May, die ein Stück weiter vorne lief, presste ihre Lippen fest gegeneinander und versuchte, jegliche Reaktion zu vermeiden. Jetzt, wo Alyssa redete, wie ein menschlicher Wasserfall, vermisste sie doch die schluchzende Beatbox-Alyssa. Warum tat sie sich das an?
Sie liefen schon seit gefühlt einer dreiviertel Stunde im Gebäude herum und natürlich fanden sie keine Anhaltspunkte. May ballte ihre Hände zu Fäusten, als Alyssa begann, fröhlich weiter zu plappern. Darüber, wie Christie und sie sich kennengelernt hatten.
Eigentlich hatte sie es nicht vorgehabt, aber May spielte mit dem Gedanken, einen Mord zu begehen. Ein Mädchen war ja schon weg, wer würde dann noch nach der anderen fragen.
„Wobei ich glaube, dass es Schicksal war, dass wir uns getroffen haben. Ein Engel, der mir geschickt wurde..."
„Bist du nicht eigentlich schüchtern?", fragte May sichtlich genervt.
Alyssa schloss auf und versteckte ihre Hände hinter ihrem Körper. Sie hatte einen leicht hüpfenden Laufstil, wenn May sie so beobachtete. „Ja, aber mit dir kann man so gut reden."
Lag möglicherweise daran, dass Alyssa die letzten zehn Minuten durchgelabert hatte und May dazwischen nicht mal Zeit hatte, laut auf zu schnauben.
„Mhm, ich bin da super." May nickte und setzte ein Lächeln auf, das so offensichtlich falsch war, es hätte Alyssa ins Gesicht springen können. „Sei doch bitte wieder schüchtern, ja?"
„Ähm...wieso?" Alyssa schien langsam zu verstehen, das May nicht sonderlich Lust auf tiefgründige Gespräche hatte.
„Danke." May lief schneller, um nicht mehr in Alyssas Gesicht sehen zu müssen. Sie schloss jedoch sofort wieder auf.
„Ach, ich verstehe. Du bist gestresst, weil du nicht so enge Freundschaften hast." Wenn ich sie jetzt erwürge, dann fällt das keinem auf. „Wenn wir sie finden, können wir dir zeigen, wie das geht, keine Angst."
May vermisste die wimmernde Trauer-Alyssa. Die hatte etwas Beruhigendes gehabt.
„Ich bin zufrieden mit Jo und Nike, danke." Sie ging noch schneller.
Man hörte anhand ihrer Stimme, dass Alyssa langsam die Puste ausging, was May unglaublich glücklich machte. „Aber das kann man nicht vergl..."
May hielt ruckartig an und drehte sich um, wobei sie Alyssa mit ernsten Augen betrachtete. Alyssa blieb, circa einen Meter von ihr entfernt, ebenfalls stehen.
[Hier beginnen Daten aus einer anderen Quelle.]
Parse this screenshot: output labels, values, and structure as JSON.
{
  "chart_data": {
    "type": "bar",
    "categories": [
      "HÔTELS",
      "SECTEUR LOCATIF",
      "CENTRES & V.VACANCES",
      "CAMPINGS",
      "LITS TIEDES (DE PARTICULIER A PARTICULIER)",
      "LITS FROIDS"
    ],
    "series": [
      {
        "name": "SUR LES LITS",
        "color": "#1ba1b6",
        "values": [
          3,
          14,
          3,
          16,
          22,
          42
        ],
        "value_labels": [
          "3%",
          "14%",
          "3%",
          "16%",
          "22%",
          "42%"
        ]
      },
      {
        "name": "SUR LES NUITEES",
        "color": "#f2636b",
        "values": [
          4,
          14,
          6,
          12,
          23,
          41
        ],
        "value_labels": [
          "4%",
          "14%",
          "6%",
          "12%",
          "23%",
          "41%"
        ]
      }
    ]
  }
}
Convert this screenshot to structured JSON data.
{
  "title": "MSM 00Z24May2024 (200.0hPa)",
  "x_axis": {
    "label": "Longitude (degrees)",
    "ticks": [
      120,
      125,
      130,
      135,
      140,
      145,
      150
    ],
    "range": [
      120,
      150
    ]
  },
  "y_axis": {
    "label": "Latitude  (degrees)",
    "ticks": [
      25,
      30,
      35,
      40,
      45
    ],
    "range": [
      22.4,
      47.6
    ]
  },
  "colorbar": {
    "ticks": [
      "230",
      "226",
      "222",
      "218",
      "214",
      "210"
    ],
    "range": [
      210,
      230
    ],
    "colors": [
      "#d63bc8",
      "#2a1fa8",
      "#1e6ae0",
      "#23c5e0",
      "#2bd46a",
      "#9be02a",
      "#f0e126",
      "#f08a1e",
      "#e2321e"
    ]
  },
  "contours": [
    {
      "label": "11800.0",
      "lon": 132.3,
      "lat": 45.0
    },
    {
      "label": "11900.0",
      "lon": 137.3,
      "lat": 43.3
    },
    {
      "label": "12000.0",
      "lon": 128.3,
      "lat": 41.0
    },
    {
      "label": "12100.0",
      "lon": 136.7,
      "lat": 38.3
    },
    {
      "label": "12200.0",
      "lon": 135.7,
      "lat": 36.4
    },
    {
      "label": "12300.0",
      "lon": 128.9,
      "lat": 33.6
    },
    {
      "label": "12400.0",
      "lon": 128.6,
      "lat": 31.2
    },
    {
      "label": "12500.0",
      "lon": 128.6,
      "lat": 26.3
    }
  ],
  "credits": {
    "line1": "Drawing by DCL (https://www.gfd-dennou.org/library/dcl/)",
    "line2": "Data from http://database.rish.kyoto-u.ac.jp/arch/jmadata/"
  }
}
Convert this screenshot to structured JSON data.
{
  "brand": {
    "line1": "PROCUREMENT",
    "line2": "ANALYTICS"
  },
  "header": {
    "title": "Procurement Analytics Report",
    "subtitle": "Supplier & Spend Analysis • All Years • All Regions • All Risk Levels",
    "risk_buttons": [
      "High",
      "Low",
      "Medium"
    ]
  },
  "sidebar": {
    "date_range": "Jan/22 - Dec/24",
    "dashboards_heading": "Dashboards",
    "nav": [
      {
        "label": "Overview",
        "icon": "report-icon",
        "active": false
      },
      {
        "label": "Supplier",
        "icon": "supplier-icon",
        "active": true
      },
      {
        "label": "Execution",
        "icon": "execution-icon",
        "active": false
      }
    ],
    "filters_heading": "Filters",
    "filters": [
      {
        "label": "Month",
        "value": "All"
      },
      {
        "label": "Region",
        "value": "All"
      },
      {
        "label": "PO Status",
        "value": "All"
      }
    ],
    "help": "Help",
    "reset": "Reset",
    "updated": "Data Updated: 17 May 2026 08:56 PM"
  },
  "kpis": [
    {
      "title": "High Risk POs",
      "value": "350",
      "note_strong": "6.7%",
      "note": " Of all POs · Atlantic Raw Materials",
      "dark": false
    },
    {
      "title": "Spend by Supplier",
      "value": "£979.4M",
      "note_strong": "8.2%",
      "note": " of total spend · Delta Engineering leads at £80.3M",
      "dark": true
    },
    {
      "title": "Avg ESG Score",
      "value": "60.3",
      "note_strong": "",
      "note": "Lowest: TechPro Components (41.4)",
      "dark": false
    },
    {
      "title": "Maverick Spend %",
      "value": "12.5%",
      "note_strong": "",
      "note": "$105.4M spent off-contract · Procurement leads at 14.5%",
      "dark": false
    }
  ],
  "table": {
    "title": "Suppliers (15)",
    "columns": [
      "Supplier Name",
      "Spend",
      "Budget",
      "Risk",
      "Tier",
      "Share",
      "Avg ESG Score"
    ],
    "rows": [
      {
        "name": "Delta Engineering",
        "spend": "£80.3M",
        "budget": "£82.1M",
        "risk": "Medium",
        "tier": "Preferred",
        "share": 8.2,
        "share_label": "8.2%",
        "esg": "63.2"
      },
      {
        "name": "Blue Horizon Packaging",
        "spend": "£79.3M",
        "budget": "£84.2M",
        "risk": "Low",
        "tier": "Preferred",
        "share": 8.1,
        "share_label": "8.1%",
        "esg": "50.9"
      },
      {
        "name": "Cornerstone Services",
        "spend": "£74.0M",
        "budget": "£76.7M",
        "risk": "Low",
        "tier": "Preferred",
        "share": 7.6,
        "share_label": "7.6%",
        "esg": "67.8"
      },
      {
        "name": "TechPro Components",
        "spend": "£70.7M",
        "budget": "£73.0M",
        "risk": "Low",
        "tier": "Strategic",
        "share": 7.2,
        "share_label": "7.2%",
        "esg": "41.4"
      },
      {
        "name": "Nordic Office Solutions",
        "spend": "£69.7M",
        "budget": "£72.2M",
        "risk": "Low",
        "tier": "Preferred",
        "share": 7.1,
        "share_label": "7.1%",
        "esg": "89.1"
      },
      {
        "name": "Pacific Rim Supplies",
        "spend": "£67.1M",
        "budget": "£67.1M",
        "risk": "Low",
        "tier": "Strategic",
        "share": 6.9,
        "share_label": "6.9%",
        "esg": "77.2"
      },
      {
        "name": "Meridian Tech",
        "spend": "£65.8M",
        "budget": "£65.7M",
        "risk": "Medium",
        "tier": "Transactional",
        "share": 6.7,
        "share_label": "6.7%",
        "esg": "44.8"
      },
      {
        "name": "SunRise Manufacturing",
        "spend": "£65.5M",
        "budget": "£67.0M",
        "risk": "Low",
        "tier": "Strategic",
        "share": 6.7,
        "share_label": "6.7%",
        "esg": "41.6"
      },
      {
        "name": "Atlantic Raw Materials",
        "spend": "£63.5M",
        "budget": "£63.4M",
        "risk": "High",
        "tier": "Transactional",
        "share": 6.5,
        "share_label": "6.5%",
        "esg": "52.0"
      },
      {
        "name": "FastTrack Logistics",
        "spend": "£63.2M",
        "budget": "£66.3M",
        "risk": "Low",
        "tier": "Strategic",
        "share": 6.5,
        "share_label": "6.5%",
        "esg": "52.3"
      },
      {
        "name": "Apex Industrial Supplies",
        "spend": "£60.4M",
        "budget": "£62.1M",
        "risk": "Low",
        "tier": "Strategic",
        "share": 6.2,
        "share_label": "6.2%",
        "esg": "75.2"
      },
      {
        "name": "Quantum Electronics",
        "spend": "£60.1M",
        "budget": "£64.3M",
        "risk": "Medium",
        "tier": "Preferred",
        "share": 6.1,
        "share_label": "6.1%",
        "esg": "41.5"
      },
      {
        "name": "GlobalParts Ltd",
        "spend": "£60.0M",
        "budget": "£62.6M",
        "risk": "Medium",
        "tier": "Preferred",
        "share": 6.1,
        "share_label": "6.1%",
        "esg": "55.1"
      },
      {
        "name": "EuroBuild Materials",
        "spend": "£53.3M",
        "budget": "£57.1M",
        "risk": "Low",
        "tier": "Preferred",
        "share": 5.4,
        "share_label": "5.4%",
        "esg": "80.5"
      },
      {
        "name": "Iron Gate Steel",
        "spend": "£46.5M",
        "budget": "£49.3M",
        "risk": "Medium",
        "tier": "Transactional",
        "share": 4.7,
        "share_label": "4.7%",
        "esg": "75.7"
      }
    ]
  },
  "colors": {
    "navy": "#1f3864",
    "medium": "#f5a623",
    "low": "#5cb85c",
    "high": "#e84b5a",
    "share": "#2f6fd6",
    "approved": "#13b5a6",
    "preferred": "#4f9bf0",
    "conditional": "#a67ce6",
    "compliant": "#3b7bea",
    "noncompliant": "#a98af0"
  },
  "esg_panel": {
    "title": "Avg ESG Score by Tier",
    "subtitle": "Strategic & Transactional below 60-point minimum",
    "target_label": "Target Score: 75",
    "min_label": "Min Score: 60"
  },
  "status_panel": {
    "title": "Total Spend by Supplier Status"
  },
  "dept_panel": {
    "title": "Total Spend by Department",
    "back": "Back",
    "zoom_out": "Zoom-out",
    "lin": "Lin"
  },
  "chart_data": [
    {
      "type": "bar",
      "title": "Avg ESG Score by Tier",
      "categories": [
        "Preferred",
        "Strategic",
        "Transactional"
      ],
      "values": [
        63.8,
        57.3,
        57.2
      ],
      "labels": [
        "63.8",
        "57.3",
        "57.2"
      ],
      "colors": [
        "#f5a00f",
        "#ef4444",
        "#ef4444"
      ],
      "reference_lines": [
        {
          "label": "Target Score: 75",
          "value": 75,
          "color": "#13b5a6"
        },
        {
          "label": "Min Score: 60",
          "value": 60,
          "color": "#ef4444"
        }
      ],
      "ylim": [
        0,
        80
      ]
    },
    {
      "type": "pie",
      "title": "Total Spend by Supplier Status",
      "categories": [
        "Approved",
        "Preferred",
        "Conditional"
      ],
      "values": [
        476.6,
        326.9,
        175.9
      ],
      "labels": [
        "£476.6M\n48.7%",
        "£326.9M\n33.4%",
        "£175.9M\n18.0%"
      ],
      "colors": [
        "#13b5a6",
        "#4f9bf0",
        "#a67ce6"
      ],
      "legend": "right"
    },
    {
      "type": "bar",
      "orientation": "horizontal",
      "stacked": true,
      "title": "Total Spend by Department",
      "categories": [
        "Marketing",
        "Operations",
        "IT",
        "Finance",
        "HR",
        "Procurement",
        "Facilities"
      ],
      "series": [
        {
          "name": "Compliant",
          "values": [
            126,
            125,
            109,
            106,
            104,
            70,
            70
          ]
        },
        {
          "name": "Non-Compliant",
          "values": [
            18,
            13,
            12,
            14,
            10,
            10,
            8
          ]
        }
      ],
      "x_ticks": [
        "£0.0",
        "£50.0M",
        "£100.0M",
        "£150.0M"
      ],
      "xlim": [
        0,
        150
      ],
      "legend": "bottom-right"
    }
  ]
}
„Weißt du, was ich glaube?" May verschränkte die Arme. Alyssa sagte nichts. „Ich glaube, du hast keine Ahnung von Freundschaft." May wollte sie nicht verletzen, auf keinen Fall, aber sie war übermüdet und sie hatte keine Lust mehr, zu getextet zu werden. „Mann, du läufst ihr doch nur hinterher! Hast du überhaupt so etwas, was sich eigenen Charakter nennt? Persönlichkeit?"Alyssa senkte ihren Blick und biss sich auf die Lippe. May merkte sofort, dass sie das Falsche gesagt hatte. Alyssas Tränen, die kurz darauf über ihre Wangen kullerten und auf den Boden fielen, waren nur eine Bestätigung. Keine der beiden bewegte sich, niemand sagte etwas. Die Kerze neben den beiden flackerte wild hin und her und bestrahlte leicht ihre Gesichter.
DU LIEST GERADE
Sleepless
Mystery / ThrillerNike, Jo und May sind eigentlich nicht sonderlich interessiert an der alten Burg, in der sie nun mit der Schulgruppe ihre Zeit verbringen müssen, eher an den männlichen Mitstreitern. Als dann jedoch einige seltsame Dinge rund um einen alten Fluch ge...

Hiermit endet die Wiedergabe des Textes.